With respect to “de-escalating” the consequences of error, maybe it should be “3 strikes and you’re out!”
I spent my entire career as an applied statistician working with applied biologists, ecologists, and chemist.
At the beginning of this blog you list Leek’s four reasons for the present situation. I don’t agree with 1 and 2. I agree with only the first sentence in 3 but the whole of 4. To 3 I would add that, in my experience, a lot of scientists have no interest nor aptitude for statistics and some demonstrate actual contempt. For junior scientists many applied statisticians are introverts and poor communicators and are perceived to be very very odd.. Senior scientists rarely meet a statistician as a member of their peer group so statisticians are almost always junior and of low status. Even though they don’t understand it, scientists perceive statistics to be easy and routine. But when one of their own shows an aptitude for computing and knows how to enter data into a statistics package they are perceived to be very clever.
Sometimes academic statisticians don’t help. I know from personal experience that some also perceive applied statisticians as being of low status and of carrying out routine work. The job of teaching statistics to biologists, ecologists, etc is often given to the most junior member of staff – i.e. the guy/girl who has just completed his/her PhD and is new to teaching. This results in statistics being taught as a bunch of equations. Teaching statistics well to biologists etc is challenging and requires real skill, backed up by experience.

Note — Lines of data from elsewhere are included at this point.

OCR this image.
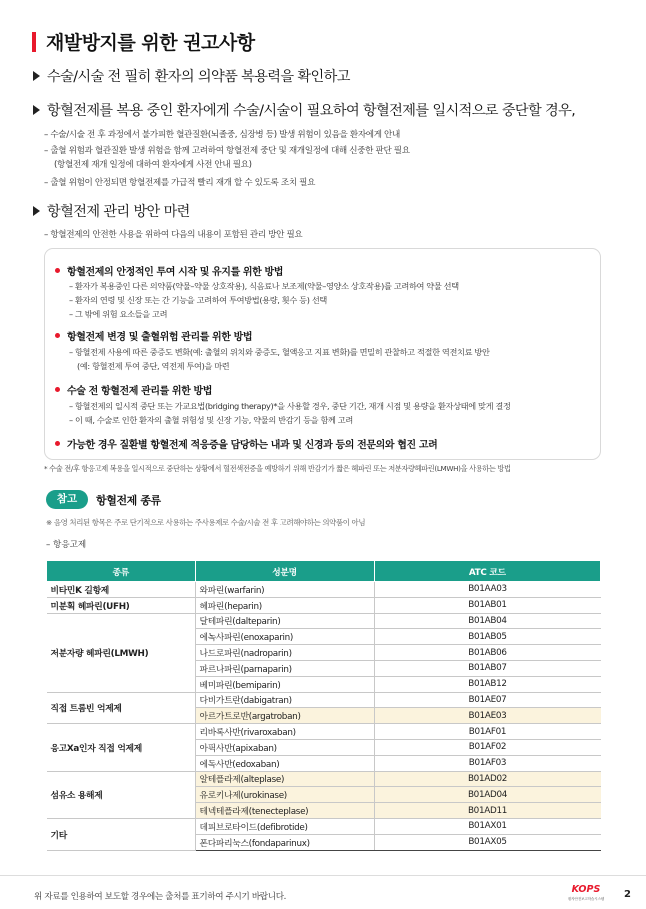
재발방지를 위한 권고사항
수술/시술 전 필히 환자의 의약품 복용력을 확인하고
항혈전제를 복용 중인 환자에게 수술/시술이 필요하여 항혈전제를 일시적으로 중단할 경우,
– 수술/시술 전 후 과정에서 불가피한 혈관질환(뇌졸중, 심장병 등) 발생 위험이 있음을 환자에게 안내
– 출혈 위험과 혈관질환 발생 위험을 함께 고려하여 항혈전제 중단 및 재개일정에 대해 신중한 판단 필요
(항혈전제 재개 일정에 대하여 환자에게 사전 안내 필요)
– 출혈 위험이 안정되면 항혈전제를 가급적 빨리 재개 할 수 있도록 조치 필요
항혈전제 관리 방안 마련
– 항혈전제의 안전한 사용을 위하여 다음의 내용이 포함된 관리 방안 필요
항혈전제의 안정적인 투여 시작 및 유지를 위한 방법
– 환자가 복용중인 다른 의약품(약물–약물 상호작용), 식음료나 보조제(약물–영양소 상호작용)를 고려하여 약물 선택
– 환자의 연령 및 신장 또는 간 기능을 고려하여 투여방법(용량, 횟수 등) 선택
– 그 밖에 위험 요소들을 고려
항혈전제 변경 및 출혈위험 관리를 위한 방법
– 항혈전제 사용에 따른 중증도 변화(예: 출혈의 위치와 중증도, 혈액응고 지표 변화)를 면밀히 관찰하고 적절한 역전치료 방안
(예: 항혈전제 투여 중단, 역전제 투여)을 마련
수술 전 항혈전제 관리를 위한 방법
– 항혈전제의 일시적 중단 또는 가교요법(bridging therapy)*을 사용할 경우, 중단 기간, 재개 시점 및 용량을 환자상태에 맞게 결정
– 이 때, 수술로 인한 환자의 출혈 위험성 및 신장 기능, 약물의 반감기 등을 함께 고려
가능한 경우 질환별 항혈전제 적응증을 담당하는 내과 및 신경과 등의 전문의와 협진 고려
* 수술 전/후 항응고제 복용을 일시적으로 중단하는 상황에서 혈전색전증을 예방하기 위해 반감기가 짧은 헤파린 또는 저분자량헤파린(LMWH)을 사용하는 방법
참고	항혈전제 종류
※ 음영 처리된 항목은 주로 단기적으로 사용하는 주사용제로 수술/시술 전 후 고려해야하는 의약품이 아님
– 항응고제
종류	성분명	ATC 코드
비타민K 길항제	와파린(warfarin)	B01AA03
미분획 헤파린(UFH)	헤파린(heparin)	B01AB01
저분자량 헤파린(LMWH)	달테파린(dalteparin)	B01AB04
	에녹사파린(enoxaparin)	B01AB05
	나드로파린(nadroparin)	B01AB06
	파르나파린(parnaparin)	B01AB07
	베미파린(bemiparin)	B01AB12
직접 트롬빈 억제제	다비가트란(dabigatran)	B01AE07
	아르가트로반(argatroban)	B01AE03
응고Xa인자 직접 억제제	리바록사반(rivaroxaban)	B01AF01
	아픽사반(apixaban)	B01AF02
	에독사반(edoxaban)	B01AF03
섬유소 용해제	알테플라제(alteplase)	B01AD02
	유로키나제(urokinase)	B01AD04
	테넥테플라제(tenecteplase)	B01AD11
기타	데피브로타이드(defibrotide)	B01AX01
	폰다파리눅스(fondaparinux)	B01AX05
위 자료를 인용하여 보도할 경우에는 출처를 표기하여 주시기 바랍니다.
KOPS
환자안전보고학습시스템	2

The leaders of the statistics profession in the academic societies do not help either. They tend to be senior academics or government statisticians who are very remote from the coalface. I tend to envy engineers. If their models were wrong their bridges (etc) would fall down which leads to a professional organisation that works for the ordinary engineer.
Finally, it doesn’t help when statisticians argue about the benefits of different methods: NHST, Bayes, Bayes Factors, AIC, BIC, Likelihood ratios etc etc. For a low powered study they will all flounder and for a study with good power they will all give a reasonable answer. Because they all utilize the Likelihood as the means of introducing data to the model, they are all probably doing the same thing,.
I am surprised but then not (because of the above) that design (and study conduct) never gets a mention when discussing the replication crisis. I am pretty sure that poor design and study conduct are a major cause or contributor.
And finally, I don’t believe that Leek’s 6 point solution will work for the reasons outlined above.
I guess this doesn’t pass the constructive test.